In high school I was a size “00”; even then I struggled with my weight and how I felt about myself. Even when I was a size “00” I still was so self conscious. I never looked like what the media had portrayed what woman are supposed to look like. I was tiny and the media made it seem like woman needed to be curvy with a tiny waist, big butt and big boobs. I was fine the way I was but I never thought I was. Now looking back I think I was way too skinny!
My self esteem then got worse when I got into a relationship with someone who put me down and made me feel like I was exactly what I always had thought. He pointed out anytime that it looked like I had gained weight so I started eating less and less. He pointed out any flaw he saw in me so everyday I lost more and more confidence in myself. No matter what I did, changed or didn’t do it was never enough for him. I used to have long hair almost to the middle of my back…he pointed out that he liked short hair and hated long hair so I went and chopped off my hair and it was so so short. I had never had it that short before.
You hated the way I dressed so I completely changed my wardrobe. I even started driving the type of vehicle you preferred because I was tired of being put down for liking ford. I stopped listening to my favorite music because you thought it was stupid; I only listened to the music you liked. There was so much I changed about myself that I no longer recognized myself when I looked in the mirror. It was like I was watching myself but had no control of what I was doing. I felt powerless. I knew your world was too fast for me, I knew I should have gotten out but I felt so stuck. After I was finally strong enough to get out and end things I never thought I would love like I thought I loved you. The worse part was the first day without you, the first week, the first month…I didn’t know who I was or what I liked. I was trying to figure out who I was, the person who had been gone for so long, the real me.
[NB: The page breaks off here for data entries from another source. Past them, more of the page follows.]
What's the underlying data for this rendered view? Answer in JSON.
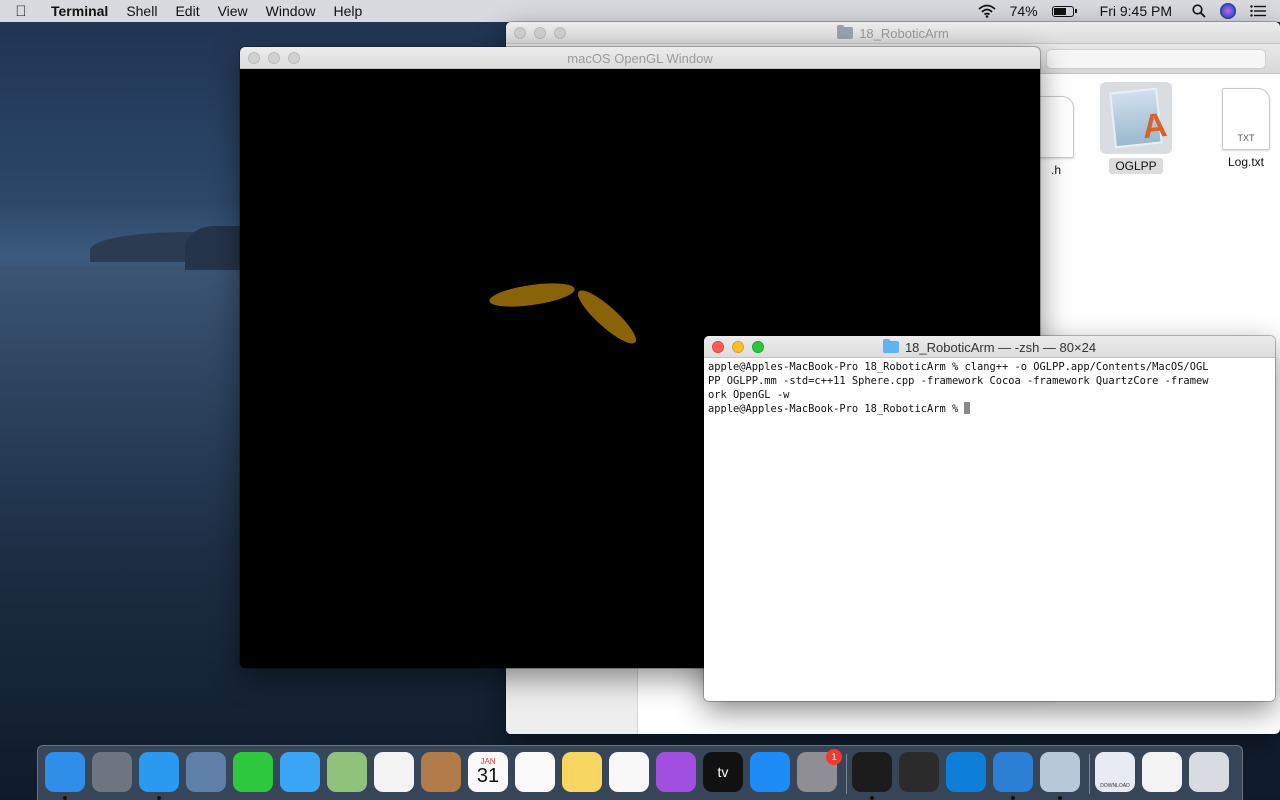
{
  "menubar": {
    "app_name": "Terminal",
    "menus": [
      "Shell",
      "Edit",
      "View",
      "Window",
      "Help"
    ],
    "battery_percent": "74%",
    "battery_level": 0.74,
    "clock": "Fri 9:45 PM"
  },
  "finder": {
    "title": "18_RoboticArm",
    "files": [
      {
        "label": ".h",
        "kind": "header"
      },
      {
        "label": "OGLPP",
        "kind": "app",
        "icon_text": ""
      },
      {
        "label": "Log.txt",
        "kind": "text",
        "icon_text": "TXT"
      }
    ]
  },
  "opengl_window": {
    "title": "macOS OpenGL Window",
    "shape_color": "#8a6208"
  },
  "terminal": {
    "title": "18_RoboticArm — -zsh — 80×24",
    "lines": [
      "apple@Apples-MacBook-Pro 18_RoboticArm % clang++ -o OGLPP.app/Contents/MacOS/OGL",
      "PP OGLPP.mm -std=c++11 Sphere.cpp -framework Cocoa -framework QuartzCore -framew",
      "ork OpenGL -w",
      "apple@Apples-MacBook-Pro 18_RoboticArm % "
    ]
  },
  "dock": {
    "apps": [
      {
        "name": "finder-icon",
        "color": "#2f8fe8",
        "running": true
      },
      {
        "name": "launchpad-icon",
        "color": "#6d7580",
        "running": false
      },
      {
        "name": "safari-icon",
        "color": "#2a9af0",
        "running": true
      },
      {
        "name": "mail-icon",
        "color": "#5d7fa8",
        "running": false
      },
      {
        "name": "facetime-icon",
        "color": "#2ec83f",
        "running": false
      },
      {
        "name": "messages-icon",
        "color": "#3aa4f5",
        "running": false
      },
      {
        "name": "maps-icon",
        "color": "#8fc27a",
        "running": false
      },
      {
        "name": "photos-icon",
        "color": "#f3f3f3",
        "running": false
      },
      {
        "name": "contacts-icon",
        "color": "#b07b48",
        "running": false
      },
      {
        "name": "calendar-icon",
        "color": "#fafafa",
        "running": false
      },
      {
        "name": "reminders-icon",
        "color": "#fafafa",
        "running": false
      },
      {
        "name": "notes-icon",
        "color": "#f6d561",
        "running": false
      },
      {
        "name": "music-icon",
        "color": "#f8f8f8",
        "running": false
      },
      {
        "name": "podcasts-icon",
        "color": "#a14fe0",
        "running": false
      },
      {
        "name": "tv-icon",
        "color": "#111111",
        "running": false
      },
      {
        "name": "app-store-icon",
        "color": "#1d8cf6",
        "running": false
      },
      {
        "name": "system-preferences-icon",
        "color": "#8e8e93",
        "running": false,
        "badge": "1"
      },
      {
        "name": "terminal-icon",
        "color": "#1c1c1c",
        "running": true
      },
      {
        "name": "midi-keyboard-icon",
        "color": "#2b2b2b",
        "running": false
      },
      {
        "name": "teamviewer-icon",
        "color": "#0e7fd8",
        "running": false
      },
      {
        "name": "xcode-icon",
        "color": "#2b7fd5",
        "running": true
      },
      {
        "name": "oglpp-app-icon",
        "color": "#b8c8d8",
        "running": true
      },
      {
        "name": "downloads-stack-icon",
        "color": "#e8ecf2",
        "running": false
      },
      {
        "name": "documents-stack-icon",
        "color": "#f3f3f3",
        "running": false
      },
      {
        "name": "trash-icon",
        "color": "#d8dbe0",
        "running": false
      }
    ],
    "calendar_month": "JAN",
    "calendar_day": "31",
    "tv_label": "tv",
    "downloads_label": "DOWNLOAD"
  }
}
I finally started getting back to the real me and who I should have been all along. Each day is still hard. My body has carried two beautiful babies, endured surgeries and much more. BUT, my body tells my story. For example, each stretch mark resembles my kids, the kids I carried and am proud of today. I am happier then I have ever been in my body. I am going to the gym five times a week to work on getting even happier only because I will be healthier. This photo below really speaks volumes and I hope it helps someone. Just know that even “skinny” girls are self conscious. Be happy in your own skin. Everyone is beautiful.
Your size doesn’t matter, your weight doesn’t matter. Sports Illustrated put a “plus size” model on the cover. I am not saying being overweight you should be happy or unhappy. You should be happy no matter how you look but also healthy. Trying to find the right words for this is hard. We all need to be healthy but all confident in our skin. I just want people to know that even when you think someone else is pretty or in no way struggles….they just might be. I was complimented all the time when I was younger and I did’t understand because I didn’t see what they saw.
Someone messaged me through the “contact” link on my blog today and shared her story with me and it really helped me. This girl I would have never looked at and thought would be self conscious either but she had and still has struggles.
Don’t ever let someone put you down, make you feel less or not beautiful.